If you don't have someone immediately willing to be the DM there are plenty of groups that do rotating DMs so no one person has to be the DM all of the time. Start your own group and play D&D the way you want to play it. You can always schedule it at a different time than the other game so players can be in both if they want to.

In Conclusion

Not every group is going to be a good fit for you as a player. It's okay to leave if you aren't having fun, but I would encourage you to talk to your DM and other players first. It's totally possible that this group is salvageable with a little legwork and patience. Either way, don't get discouraged from playing D&D and other tabletop RPGs!


Additional food for thought

Knowing that your DM is a teacher in your school and still seems to be favoring specific players, I'd like to offer the following personal experience.

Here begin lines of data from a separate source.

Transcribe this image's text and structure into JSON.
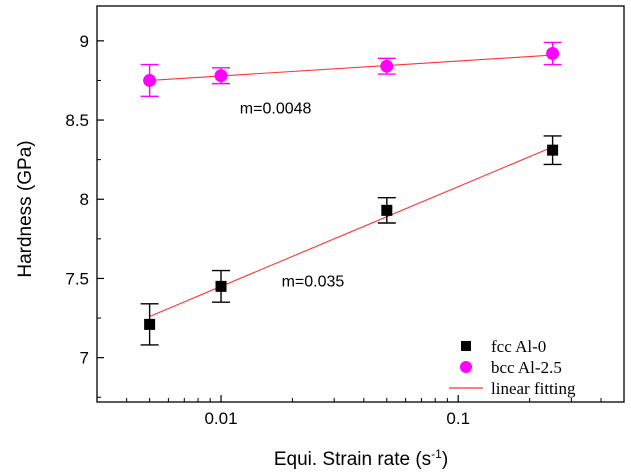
{
  "chart_data": {
    "type": "scatter",
    "xlabel_main": "Equi. Strain rate (s",
    "xlabel_sup": "-1",
    "xlabel_close": ")",
    "ylabel": "Hardness (GPa)",
    "xscale": "log",
    "xlim": [
      0.003,
      0.5
    ],
    "ylim": [
      6.72,
      9.22
    ],
    "x_ticks": [
      0.01,
      0.1
    ],
    "x_tick_labels": [
      "0.01",
      "0.1"
    ],
    "y_ticks": [
      7,
      7.5,
      8,
      8.5,
      9
    ],
    "y_tick_labels": [
      "7",
      "7.5",
      "8",
      "8.5",
      "9"
    ],
    "grid": false,
    "legend_position": "bottom-right",
    "series": [
      {
        "name": "fcc Al-0",
        "marker": "square",
        "color": "#000000",
        "x": [
          0.005,
          0.01,
          0.05,
          0.25
        ],
        "y": [
          7.21,
          7.45,
          7.93,
          8.31
        ],
        "err": [
          0.13,
          0.1,
          0.08,
          0.09
        ]
      },
      {
        "name": "bcc Al-2.5",
        "marker": "circle",
        "color": "#ff00ff",
        "x": [
          0.005,
          0.01,
          0.05,
          0.25
        ],
        "y": [
          8.75,
          8.78,
          8.84,
          8.92
        ],
        "err": [
          0.1,
          0.05,
          0.05,
          0.07
        ]
      }
    ],
    "fits": [
      {
        "name": "linear fitting",
        "color": "#ff3333",
        "x": [
          0.005,
          0.25
        ],
        "y": [
          7.26,
          8.33
        ]
      },
      {
        "name": "linear fitting",
        "color": "#ff3333",
        "x": [
          0.005,
          0.25
        ],
        "y": [
          8.75,
          8.91
        ]
      }
    ],
    "annotations": [
      {
        "text": "m=0.0048",
        "x": 0.012,
        "y": 8.54
      },
      {
        "text": "m=0.035",
        "x": 0.018,
        "y": 7.45
      }
    ],
    "legend_fit_label": "linear fitting"
  }
}
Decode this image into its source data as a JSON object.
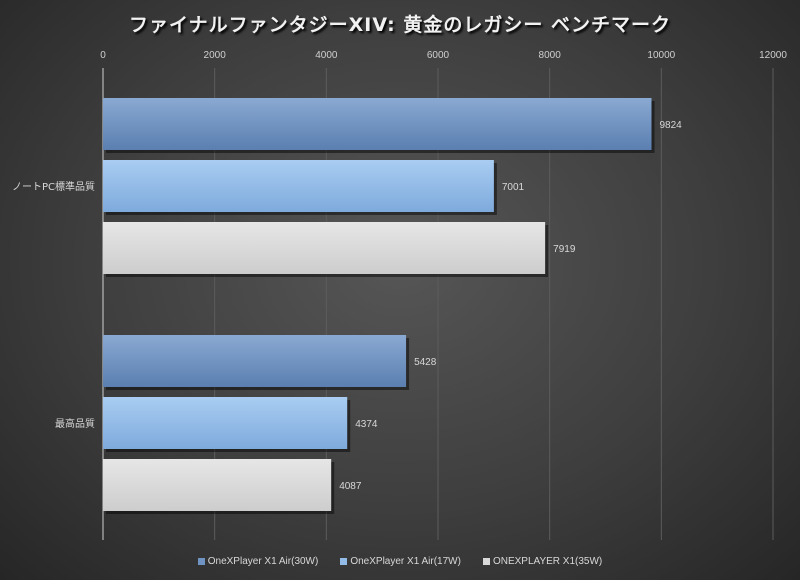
{
  "chart_data": {
    "type": "bar",
    "orientation": "horizontal",
    "title": "ファイナルファンタジーXIV: 黄金のレガシー ベンチマーク",
    "categories": [
      "ノートPC標準品質",
      "最高品質"
    ],
    "series": [
      {
        "name": "OneXPlayer X1 Air(30W)",
        "color": "#6f93c2",
        "values": [
          9824,
          5428
        ]
      },
      {
        "name": "OneXPlayer X1 Air(17W)",
        "color": "#92bbe8",
        "values": [
          7001,
          4374
        ]
      },
      {
        "name": "ONEXPLAYER X1(35W)",
        "color": "#d9d9d9",
        "values": [
          7919,
          4087
        ]
      }
    ],
    "xlim": [
      0,
      12000
    ],
    "xticks": [
      0,
      2000,
      4000,
      6000,
      8000,
      10000,
      12000
    ],
    "xaxis_position": "top",
    "grid": "vertical",
    "legend": "bottom"
  }
}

When I was somewhere in the 11-12 range I joined an after school board game group at my school that was run/hosted by one of the 6th grade teachers. The participants were mostly a mix of misfits looking for an after school activity to keep them occupied, and then there was "Neal". Neal was a huge troublemaker in class and constantly getting scolded for behavior and academic shortcomings. He was loud, jittery and had trouble keeping his attention and his limbs to himself. He got pulled out of class a lot for academic help and didn't have any friends.

In the game group his behavior wasn't much better; he talked over people and had trouble remembering when it was his turn. The teacher didn't do more than the bare minimum to rein him in; Neal often got first pick of games and I even remember him turning a blind eye to Neal accidentally cheating now and again.

I remember going home to my mom and complaining that Neal was getting unfair treatment. My mom wisely pointed out that Neal was having a hard time socially, and that this game group sounded like somewhere he could have fun and be included in things. She cautioned me that maybe the game group was the only place he could fit in and that I should try to be more welcoming.

Obviously I know nothing about the favored players in your group, but there's a chance this might be a similar situation and the teacher is intentionally favoring those kids to give them a positive social experience. It might be worth thinking about when you broach this topic with your DM and the other players.